Buy a scoop, pay the consequences

Tech blog Gizmodo paid US$5,000 for its scoop on a next-generation iPhone. As result, police seized the editor’s computers and Apple is gearing up its ample legal team. The question on everyone’s mind: will this blogger be afforded the same rights as a journalist?

Gizmodo, a tech blog owned by Nick Denton’s Gawker media empire, spent the cash on a prototype iPhone that an Apple engineer had left behind in an California bar.

This isn’t the first time Gawker has paid for information. The New York Times reports that women’s blog Jezebel paid US$10,000 for proof about photoshopped models on the cover of women’s magazines.

But this time, the consequences were much more severe. For one, police showed up at Chen’s house with a search warrant. He wasn’t home, so they let themselves in (although promised Chen he could be reimbursed for the busted front door).

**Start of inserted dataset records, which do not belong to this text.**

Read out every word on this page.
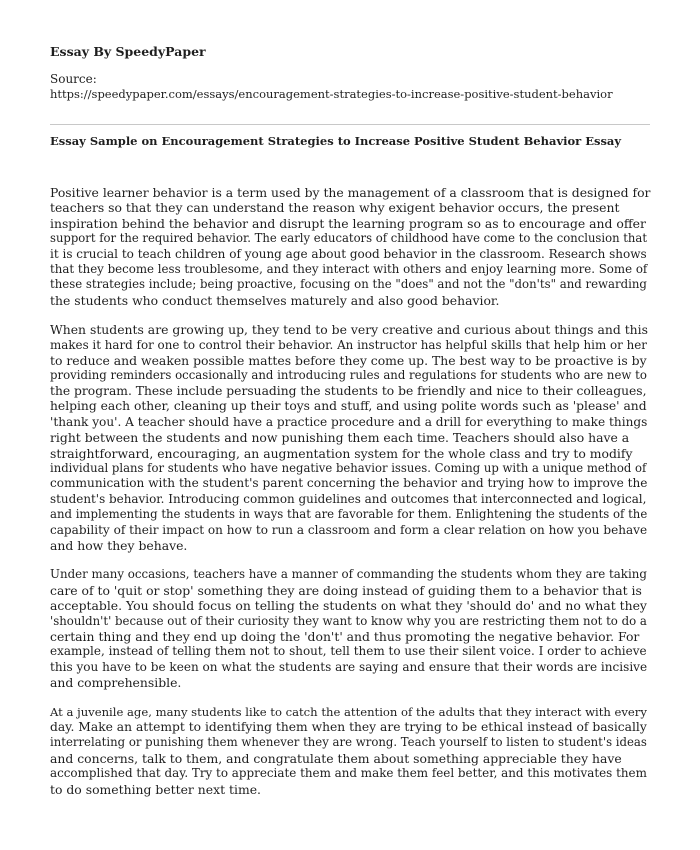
Essay By SpeedyPaper
Source:
https://speedypaper.com/essays/encouragement-strategies-to-increase-positive-student-behavior
Essay Sample on Encouragement Strategies to Increase Positive Student Behavior Essay

Positive learner behavior is a term used by the management of a classroom that is designed for
teachers so that they can understand the reason why exigent behavior occurs, the present
inspiration behind the behavior and disrupt the learning program so as to encourage and offer
support for the required behavior. The early educators of childhood have come to the conclusion that
it is crucial to teach children of young age about good behavior in the classroom. Research shows
that they become less troublesome, and they interact with others and enjoy learning more. Some of
these strategies include; being proactive, focusing on the "does" and not the "don'ts" and rewarding
the students who conduct themselves maturely and also good behavior.

When students are growing up, they tend to be very creative and curious about things and this
makes it hard for one to control their behavior. An instructor has helpful skills that help him or her
to reduce and weaken possible mattes before they come up. The best way to be proactive is by
providing reminders occasionally and introducing rules and regulations for students who are new to
the program. These include persuading the students to be friendly and nice to their colleagues,
helping each other, cleaning up their toys and stuff, and using polite words such as 'please' and
'thank you'. A teacher should have a practice procedure and a drill for everything to make things
right between the students and now punishing them each time. Teachers should also have a
straightforward, encouraging, an augmentation system for the whole class and try to modify
individual plans for students who have negative behavior issues. Coming up with a unique method of
communication with the student's parent concerning the behavior and trying how to improve the
student's behavior. Introducing common guidelines and outcomes that interconnected and logical,
and implementing the students in ways that are favorable for them. Enlightening the students of the
capability of their impact on how to run a classroom and form a clear relation on how you behave
and how they behave.

Under many occasions, teachers have a manner of commanding the students whom they are taking
care of to 'quit or stop' something they are doing instead of guiding them to a behavior that is
acceptable. You should focus on telling the students on what they 'should do' and no what they
'shouldn't' because out of their curiosity they want to know why you are restricting them not to do a
certain thing and they end up doing the 'don't' and thus promoting the negative behavior. For
example, instead of telling them not to shout, tell them to use their silent voice. I order to achieve
this you have to be keen on what the students are saying and ensure that their words are incisive
and comprehensible.

At a juvenile age, many students like to catch the attention of the adults that they interact with every
day. Make an attempt to identifying them when they are trying to be ethical instead of basically
interrelating or punishing them whenever they are wrong. Teach yourself to listen to student's ideas
and concerns, talk to them, and congratulate them about something appreciable they have
accomplished that day. Try to appreciate them and make them feel better, and this motivates them
to do something better next time.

A blogger from Editors Webblog says:

“Last Friday, Gizmodo editor Jason Chen arrived home around 9:45 to find police in his home, removing 4 computers and 2 servers with a search warrant signed by the judge of the Superior Court of San Mateo as their defense. In response, Gawker Chief Operating Officer and legal counsel Gaby Derbyshire claims this search was illegal under a California shield law created especially to protect journalists, and that the police must return Chen’s belongings.”

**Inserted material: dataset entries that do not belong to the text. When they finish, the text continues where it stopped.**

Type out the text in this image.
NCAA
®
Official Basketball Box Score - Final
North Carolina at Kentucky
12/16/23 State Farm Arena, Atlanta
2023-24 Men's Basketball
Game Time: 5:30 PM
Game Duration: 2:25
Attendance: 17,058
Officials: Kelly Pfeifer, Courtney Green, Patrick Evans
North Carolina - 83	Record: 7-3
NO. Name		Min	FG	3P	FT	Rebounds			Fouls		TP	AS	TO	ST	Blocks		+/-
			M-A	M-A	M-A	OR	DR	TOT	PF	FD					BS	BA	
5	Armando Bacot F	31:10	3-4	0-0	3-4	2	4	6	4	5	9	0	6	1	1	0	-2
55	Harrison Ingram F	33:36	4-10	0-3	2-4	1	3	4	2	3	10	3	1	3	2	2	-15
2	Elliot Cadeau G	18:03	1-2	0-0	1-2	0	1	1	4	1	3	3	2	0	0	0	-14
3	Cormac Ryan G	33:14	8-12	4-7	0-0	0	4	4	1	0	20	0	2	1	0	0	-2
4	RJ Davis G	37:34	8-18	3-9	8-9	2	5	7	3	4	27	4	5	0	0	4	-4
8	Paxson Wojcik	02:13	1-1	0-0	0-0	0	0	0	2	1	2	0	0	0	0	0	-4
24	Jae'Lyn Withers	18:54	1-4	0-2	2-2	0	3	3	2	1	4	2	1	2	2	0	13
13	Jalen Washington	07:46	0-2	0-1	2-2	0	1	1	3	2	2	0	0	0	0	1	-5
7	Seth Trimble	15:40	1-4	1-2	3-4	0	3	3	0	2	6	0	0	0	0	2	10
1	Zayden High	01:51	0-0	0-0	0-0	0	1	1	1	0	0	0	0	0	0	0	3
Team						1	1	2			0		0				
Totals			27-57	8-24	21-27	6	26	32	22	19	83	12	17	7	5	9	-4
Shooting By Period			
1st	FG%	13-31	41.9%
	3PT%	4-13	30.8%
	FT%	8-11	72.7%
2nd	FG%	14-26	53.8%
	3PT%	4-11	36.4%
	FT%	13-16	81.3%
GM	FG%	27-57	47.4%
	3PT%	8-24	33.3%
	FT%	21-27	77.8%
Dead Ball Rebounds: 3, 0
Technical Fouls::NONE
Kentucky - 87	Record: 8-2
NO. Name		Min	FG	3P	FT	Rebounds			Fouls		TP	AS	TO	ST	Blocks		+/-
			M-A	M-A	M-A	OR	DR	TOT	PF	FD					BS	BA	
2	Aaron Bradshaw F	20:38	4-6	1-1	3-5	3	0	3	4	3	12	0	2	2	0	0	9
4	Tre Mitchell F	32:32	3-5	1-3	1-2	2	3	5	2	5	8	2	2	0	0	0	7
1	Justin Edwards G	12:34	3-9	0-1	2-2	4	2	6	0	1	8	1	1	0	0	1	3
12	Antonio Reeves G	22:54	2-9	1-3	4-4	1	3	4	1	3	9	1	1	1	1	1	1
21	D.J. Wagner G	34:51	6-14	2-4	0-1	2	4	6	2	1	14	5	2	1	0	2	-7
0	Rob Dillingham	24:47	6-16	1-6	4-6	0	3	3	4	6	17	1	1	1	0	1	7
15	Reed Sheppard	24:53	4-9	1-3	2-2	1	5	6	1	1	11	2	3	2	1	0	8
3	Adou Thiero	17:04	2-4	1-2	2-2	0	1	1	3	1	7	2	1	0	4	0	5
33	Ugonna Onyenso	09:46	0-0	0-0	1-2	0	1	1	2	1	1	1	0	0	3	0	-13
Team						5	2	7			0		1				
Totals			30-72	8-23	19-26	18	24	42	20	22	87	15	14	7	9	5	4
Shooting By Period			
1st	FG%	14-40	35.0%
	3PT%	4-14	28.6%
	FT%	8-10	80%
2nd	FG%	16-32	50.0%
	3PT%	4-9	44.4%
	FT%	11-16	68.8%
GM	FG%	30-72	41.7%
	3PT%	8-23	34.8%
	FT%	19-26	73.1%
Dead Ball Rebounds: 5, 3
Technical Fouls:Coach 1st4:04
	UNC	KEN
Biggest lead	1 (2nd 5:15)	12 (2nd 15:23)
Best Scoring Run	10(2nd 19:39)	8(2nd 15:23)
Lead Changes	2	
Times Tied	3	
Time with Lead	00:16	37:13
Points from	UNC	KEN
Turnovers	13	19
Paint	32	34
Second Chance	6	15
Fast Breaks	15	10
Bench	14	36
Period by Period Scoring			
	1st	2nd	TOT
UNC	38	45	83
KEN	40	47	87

“What has since erupted across the web and likely in legal courts soon is a debate over the legality of Gizmodo‘s iPhone scoop, the application of the untested shield law, and, most fundamentally, whether bloggers are considered journalists in the eyes of the law.”

Considering Steve Jobs’ history of suing for leaks of Apple products or news, it’s doubtful that they’ll let the Gizmodo scoop slip past them.

The California shield law in question states that “No warrant shall issue for any item or items described in Section 1070 of the Evidence Code.”

Section 1070:

(a) A publisher, editor, reporter, or other person connected with or employed upon a newspaper, magazine, or other periodical publication, or by a press association or wire service, or any person who has been so connected or employed, cannot be adjudged in contempt by a judicial, legislative, administrative body, or any other body having the power to issue subpoenas, for refusing to disclose, in any proceeding as defined in Section 901, the source of any information procured while so connected or employed for publication in a newspaper, magazine or other periodical publication, or for refusing to disclose any unpublished information obtained or prepared in gathering, receiving or processing of information for communication to the public. eyes of the law.”

The shield law may in fact be moot if Apple can prove that the phone was stolen property –in other words, they have to prove that the person who found it tried to find its owner. If they didn’t, further complicating the issue is whether Gizmodo knew it was purchasing a stolen phone.

Editors Webblog says

“The application of the shield law would require the courts first to rule on whether bloggers can be considered journalists, in one of the first cases to provide a legal test for this contentious issue.  Derbyshire wrote in a letter sent to the police that “Jason is a journalist who works full time for our company,” and most blog editors interviewed by Bloggasm‘s Simon Owens agreed that the shield law should protect Chen, though some pointed out the unorthodoxy of Gizmodo‘s methods.

“Gawker Media notoriously flaunts accepted practices of traditional journalism to great effect,” said Mediaite editor Colby Hall. And LA Times blog editor Tony Pierce noted that even Gawker Media’s CEO Nick Denton didn’t quite define the Gawker line of blogs as journalism.

“We may inadvertently do good. We may inadvertently commit journalism. That is not the institutional intention,” Denton said to the Washington Post.  Pierce remarked that “Gizmodo doesn’t have much of a leg to stand on if their own boss says they don’t really do journalism there.”

New York Times writer David Carr wonders if the price was worth the story:

“[Denton] paid $5,000 for the phone. What was it worth? Some reports about the scoop have speculated that based on the site’s ad rates, the 3.6 million unique visitors were worth as much as $200,000, but all of the advertising on Gizmodo was presold. (Eastman Kodak was the lucky winner on Monday, when the exclusive ran, having bought out the site for the day.)

Mr. Denton himself estimates that all-in — legal fees, traffic bonuses to the writers and the cost of extra bandwidth for all the yummy traffic — it actually cost him $20,000.

The price could be higher than that: The New York Times reported this weekend in the Bits blog that local authorities are considering whether to file criminal charges in the sale of the phone.

“Any surge of traffic is either a waste or a bonus to the advertiser,” Mr. Denton said in an instant message chat. “The real value is in marketing.”